Que retenir du projet de règlement DORA ?

Le 12 avril 2021 |
Le projet de règlement de la Commission européenne « DORA » (Digital Operational Resilience Act) a pour objectif d’améliorer la résilience opérationnelle informatique des acteurs des services financiers en mettant en place un cadre de gouvernance et de contrôle interne spécifique (ICT risk management framework). Alors que cette loi devrait entrer en vigueur courant 2022, que faut-il en retenir et comment s’y préparer ?
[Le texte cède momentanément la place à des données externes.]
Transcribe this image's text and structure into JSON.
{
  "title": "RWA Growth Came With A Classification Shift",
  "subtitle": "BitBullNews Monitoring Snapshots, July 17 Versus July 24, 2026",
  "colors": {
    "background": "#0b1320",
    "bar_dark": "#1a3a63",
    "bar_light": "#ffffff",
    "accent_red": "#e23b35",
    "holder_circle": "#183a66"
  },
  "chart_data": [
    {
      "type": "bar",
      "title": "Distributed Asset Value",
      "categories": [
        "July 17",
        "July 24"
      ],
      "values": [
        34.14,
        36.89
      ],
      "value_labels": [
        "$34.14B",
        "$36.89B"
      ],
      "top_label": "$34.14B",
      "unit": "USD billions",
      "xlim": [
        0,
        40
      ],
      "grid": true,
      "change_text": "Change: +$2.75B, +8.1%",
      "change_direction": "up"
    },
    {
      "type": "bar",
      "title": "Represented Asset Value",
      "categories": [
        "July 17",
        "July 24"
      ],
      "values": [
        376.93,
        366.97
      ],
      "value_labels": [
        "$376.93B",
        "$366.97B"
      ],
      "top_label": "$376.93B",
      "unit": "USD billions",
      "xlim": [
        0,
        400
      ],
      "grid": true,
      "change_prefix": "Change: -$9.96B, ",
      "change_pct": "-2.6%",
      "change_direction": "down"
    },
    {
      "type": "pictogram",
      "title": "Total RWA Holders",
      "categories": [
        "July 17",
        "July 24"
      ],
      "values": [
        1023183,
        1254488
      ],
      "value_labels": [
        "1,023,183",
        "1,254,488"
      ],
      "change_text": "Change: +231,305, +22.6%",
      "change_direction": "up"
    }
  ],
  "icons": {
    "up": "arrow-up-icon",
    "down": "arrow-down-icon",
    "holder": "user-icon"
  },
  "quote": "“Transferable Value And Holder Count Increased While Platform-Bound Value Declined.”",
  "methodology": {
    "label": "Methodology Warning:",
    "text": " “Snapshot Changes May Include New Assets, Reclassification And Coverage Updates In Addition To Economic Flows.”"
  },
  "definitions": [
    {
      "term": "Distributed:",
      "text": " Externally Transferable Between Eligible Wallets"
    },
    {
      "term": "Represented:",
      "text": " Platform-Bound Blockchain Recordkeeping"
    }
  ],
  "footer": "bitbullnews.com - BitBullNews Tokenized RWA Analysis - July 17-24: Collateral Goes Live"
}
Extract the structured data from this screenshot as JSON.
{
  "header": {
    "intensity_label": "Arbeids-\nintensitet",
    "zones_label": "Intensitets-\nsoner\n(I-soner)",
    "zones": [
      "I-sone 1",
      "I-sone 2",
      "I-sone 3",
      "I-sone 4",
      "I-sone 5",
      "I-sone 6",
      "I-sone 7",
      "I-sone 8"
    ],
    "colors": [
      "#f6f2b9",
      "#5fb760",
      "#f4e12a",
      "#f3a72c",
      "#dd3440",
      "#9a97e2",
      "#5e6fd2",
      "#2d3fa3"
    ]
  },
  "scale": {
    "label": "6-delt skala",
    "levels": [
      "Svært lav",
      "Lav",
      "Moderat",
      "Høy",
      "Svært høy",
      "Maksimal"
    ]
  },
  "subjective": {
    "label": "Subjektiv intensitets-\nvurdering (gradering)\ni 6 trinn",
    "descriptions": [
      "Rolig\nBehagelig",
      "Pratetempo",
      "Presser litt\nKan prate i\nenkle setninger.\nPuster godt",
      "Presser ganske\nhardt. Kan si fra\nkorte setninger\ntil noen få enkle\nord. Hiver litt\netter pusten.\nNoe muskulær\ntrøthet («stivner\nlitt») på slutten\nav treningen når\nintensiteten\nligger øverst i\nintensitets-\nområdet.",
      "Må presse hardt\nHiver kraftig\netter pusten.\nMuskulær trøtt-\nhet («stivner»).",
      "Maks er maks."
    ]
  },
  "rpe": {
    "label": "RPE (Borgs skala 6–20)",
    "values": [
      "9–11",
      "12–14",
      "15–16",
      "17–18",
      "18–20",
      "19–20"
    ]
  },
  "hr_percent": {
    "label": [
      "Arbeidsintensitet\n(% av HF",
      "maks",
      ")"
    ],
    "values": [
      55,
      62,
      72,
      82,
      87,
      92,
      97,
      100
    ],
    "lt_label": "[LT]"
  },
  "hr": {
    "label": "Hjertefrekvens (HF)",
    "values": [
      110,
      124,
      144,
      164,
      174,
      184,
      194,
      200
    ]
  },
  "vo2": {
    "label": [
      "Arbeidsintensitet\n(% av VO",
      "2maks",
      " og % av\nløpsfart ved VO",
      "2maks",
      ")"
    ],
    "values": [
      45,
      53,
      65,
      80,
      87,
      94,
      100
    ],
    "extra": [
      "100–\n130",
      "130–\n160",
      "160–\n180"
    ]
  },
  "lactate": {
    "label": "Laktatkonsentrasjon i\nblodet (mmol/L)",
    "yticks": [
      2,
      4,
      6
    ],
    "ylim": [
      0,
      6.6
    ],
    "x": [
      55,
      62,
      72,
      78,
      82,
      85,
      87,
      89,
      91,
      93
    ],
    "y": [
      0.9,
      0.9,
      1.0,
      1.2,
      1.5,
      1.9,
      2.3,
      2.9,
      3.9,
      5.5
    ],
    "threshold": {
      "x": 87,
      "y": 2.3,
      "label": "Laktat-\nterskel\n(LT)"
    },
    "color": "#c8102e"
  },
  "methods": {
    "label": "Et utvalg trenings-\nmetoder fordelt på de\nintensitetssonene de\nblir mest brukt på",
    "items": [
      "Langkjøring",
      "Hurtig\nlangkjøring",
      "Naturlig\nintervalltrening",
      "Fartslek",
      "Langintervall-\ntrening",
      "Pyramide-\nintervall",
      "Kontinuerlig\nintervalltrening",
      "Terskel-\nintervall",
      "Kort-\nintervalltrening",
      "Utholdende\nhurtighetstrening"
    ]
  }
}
Une nécessaire évolution de la règlementation pour renforcer la résilience opérationnelle

En 2005, les accords de Bâle II (Basel Committee on Banking Supervision) introduisaient aux côtés des risques bancaires, le risque opérationnel « de pertes provenant de processus internes inadéquats ou défaillants, de personnes et systèmes ou d’évènements externes ».

Cette notion polymorphe intègre nativement la continuité d’activité en cas d’‘incident majeur, ou de sinistre, en évaluant principalement la capacité des établissements à mettre en place un plan de continuité au niveau des principales activités financières. La source et la nature des incidents informatiques étant de plus en plus complexes et multiples, et leurs impacts de plus en plus conséquents, l’évaluation macroscopique des risques liés aux technologies n’est aujourd’hui plus suffisante.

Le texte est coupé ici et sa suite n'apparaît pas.